On the DASH player front, Akamai has helped moved the needle on JavaScript implementations of a DASH player. Akamai contributors to the DASH ecosystem released Dash.js version 2.4.0 in late December 2016 on GitHub. This version focused on timed text XML (TTML) and other subtitling management aspects, but also addressed several issues around encryption and the setProtectionData class necessary to properly use DRM and media extensions found in the newest Microsoft browser versions.

Extensibility Through Programming Interfaces

Another area where enterprise video platforms continue to advance is extensibility. In the past, the idea was to build every feature into an EVP, but that often meant prioritizing features and functionality, both by overall customer need and competitive advantage.

These days, though, EVPs continue to commoditize. While EVPs continue to add key components for core functionality, they often do so as “lite” versions of their more robust broadcast or media and entertainment platform siblings.

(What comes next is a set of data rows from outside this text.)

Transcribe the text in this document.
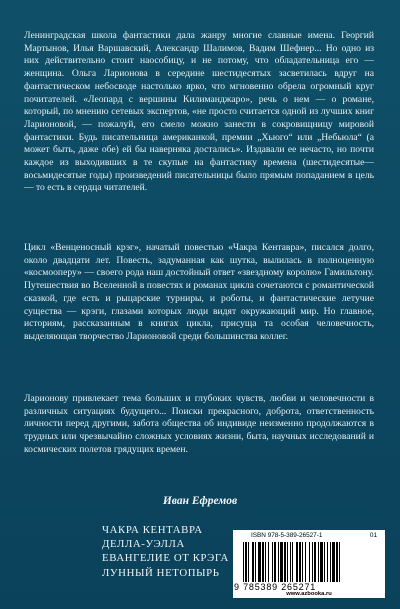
Ленинградская школа фантастики дала жанру многие славные имена. Георгий Мартынов, Илья Варшавский, Александр Шалимов, Вадим Шефнер... Но одно из них действительно стоит наособицу, и не потому, что обладательница его — женщина. Ольга Ларионова в середине шестидесятых засветилась вдруг на фантастическом небосводе настолько ярко, что мгновенно обрела огромный круг почитателей. «Леопард с вершины Килиманджаро», речь о нем — о романе, который, по мнению сетевых экспертов, «не просто считается одной из лучших книг Ларионовой, — пожалуй, его смело можно занести в сокровищницу мировой фантастики. Будь писательница американкой, премии „Хьюго“ или „Небьюла“ (а может быть, даже обе) ей бы наверняка достались». Издавали ее нечасто, но почти каждое из выходивших в те скупые на фантастику времена (шестидесятые—восьмидесятые годы) произведений писательницы было прямым попаданием в цель — то есть в сердца читателей.

Цикл «Венценосный крэг», начатый повестью «Чакра Кентавра», писался долго, около двадцати лет. Повесть, задуманная как шутка, вылилась в полноценную «космооперу» — своего рода наш достойный ответ «звездному королю» Гамильтону. Путешествия во Вселенной в повестях и романах цикла сочетаются с романтической сказкой, где есть и рыцарские турниры, и роботы, и фантастические летучие существа — крэги, глазами которых люди видят окружающий мир. Но главное, историям, рассказанным в книгах цикла, присуща та особая человечность, выделяющая творчество Ларионовой среди большинства коллег.

Ларионову привлекает тема больших и глубоких чувств, любви и человечности в различных ситуациях будущего... Поиски прекрасного, доброта, ответственность личности перед другими, забота общества об индивиде неизменно продолжаются в трудных или чрезвычайно сложных условиях жизни, быта, научных исследований и космических полетов грядущих времен.

Иван Ефремов
ЧАКРА КЕНТАВРА
ДЕЛЛА-УЭЛЛА
ЕВАНГЕЛИЕ ОТ КРЭГА
ЛУННЫЙ НЕТОПЫРЬ
ISBN 978-5-389-26527-1	01
9 785389 265271
www.azbooka.ru
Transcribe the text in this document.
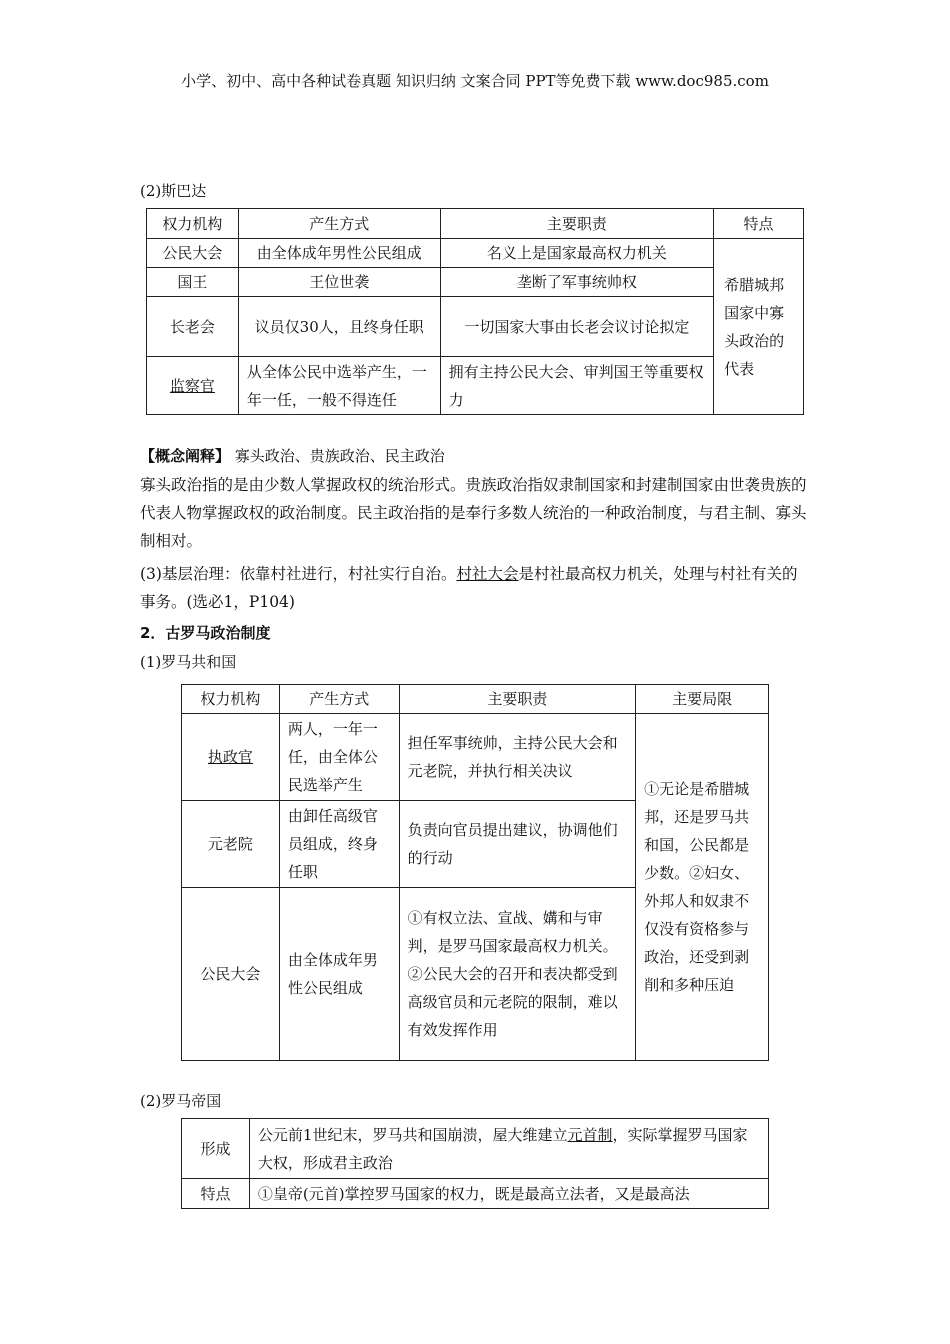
小学、初中、高中各种试卷真题 知识归纳 文案合同 PPT等免费下载 www.doc985.com
(2)斯巴达
权力机构	产生方式	主要职责	特点
公民大会	由全体成年男性公民组成	名义上是国家最高权力机关	希腊城邦国家中寡头政治的代表
国王	王位世袭	垄断了军事统帅权	
长老会	议员仅30人，且终身任职	一切国家大事由长老会议讨论拟定	
监察官	从全体公民中选举产生，一年一任，一般不得连任	拥有主持公民大会、审判国王等重要权力	
【概念阐释】 寡头政治、贵族政治、民主政治
寡头政治指的是由少数人掌握政权的统治形式。贵族政治指奴隶制国家和封建制国家由世袭贵族的代表人物掌握政权的政治制度。民主政治指的是奉行多数人统治的一种政治制度，与君主制、寡头制相对。
(3)基层治理：依靠村社进行，村社实行自治。村社大会是村社最高权力机关，处理与村社有关的事务。(选必1，P104)
2．古罗马政治制度
(1)罗马共和国
权力机构	产生方式	主要职责	主要局限
执政官	两人，一年一任，由全体公民选举产生	担任军事统帅，主持公民大会和元老院，并执行相关决议	①无论是希腊城邦，还是罗马共和国，公民都是少数。②妇女、外邦人和奴隶不仅没有资格参与政治，还受到剥削和多种压迫
元老院	由卸任高级官员组成，终身任职	负责向官员提出建议，协调他们的行动	
公民大会	由全体成年男性公民组成	①有权立法、宣战、媾和与审判，是罗马国家最高权力机关。②公民大会的召开和表决都受到高级官员和元老院的限制，难以有效发挥作用	
(2)罗马帝国
形成	公元前1世纪末，罗马共和国崩溃，屋大维建立元首制，实际掌握罗马国家大权，形成君主政治
特点	①皇帝(元首)掌控罗马国家的权力，既是最高立法者，又是最高法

As a result, features tend to take a bit longer to implement, since EVP updates often come after the media and entertainment platform has rolled out an updated set of features. To allow enterprise customers to access the core functionality, though, today’s EVP offers application programming interfaces (APIs). These APIs also allow enterprise customers to enjoy some of the functionality of entertainment solutions, well before the features trickle down to enterprise platforms.

Ustream, now an IBM company, divides its APIs into several groups, some for media and enterprise and others for app publishers, device manufacturers, and general use.

For enterprise customers, the Ustream player software development kit (SDK) allows Android, iOS, and Roku applications to easily integrate live and on-demand (“recorded” in Ustream terminology) content. Essentially, the SDK is a ready-made player infrastructure that allows enterprise customers to use Ustream as an enterprise platform.

But enterprise customers need more than player SDK, so Ustream offers an API to authenticate viewing using standard enterprise security tools such as lightweight directory access protocol (LDAP). In addition, to verify content viewing by enterprise employees, an API can connect existing enterprise applications to unfiltered analysis data points. Media companies can take advantage of these smart data connectors too, at a much higher scale.

Asset Management

Enterprise solutions in 2016 were repositioned by software-as-a-service (SaaS) providers as a natural step toward asset management, from still images to video versioning.

In essence, service providers want their customer thinking beyond a single encode and toward asset management. In that regard, EVPs can be considered the younger sibling of broadcast media asset management (MAM) solutions.

Vizrt, for instance, has recently relaunched its decade-old Enterprise Solution (aka Viz Ardome) as a new MAM solution for enterprise customers. The new solution is based on the newer Viz One architecture, which was originally designed for broadcast and online distribution.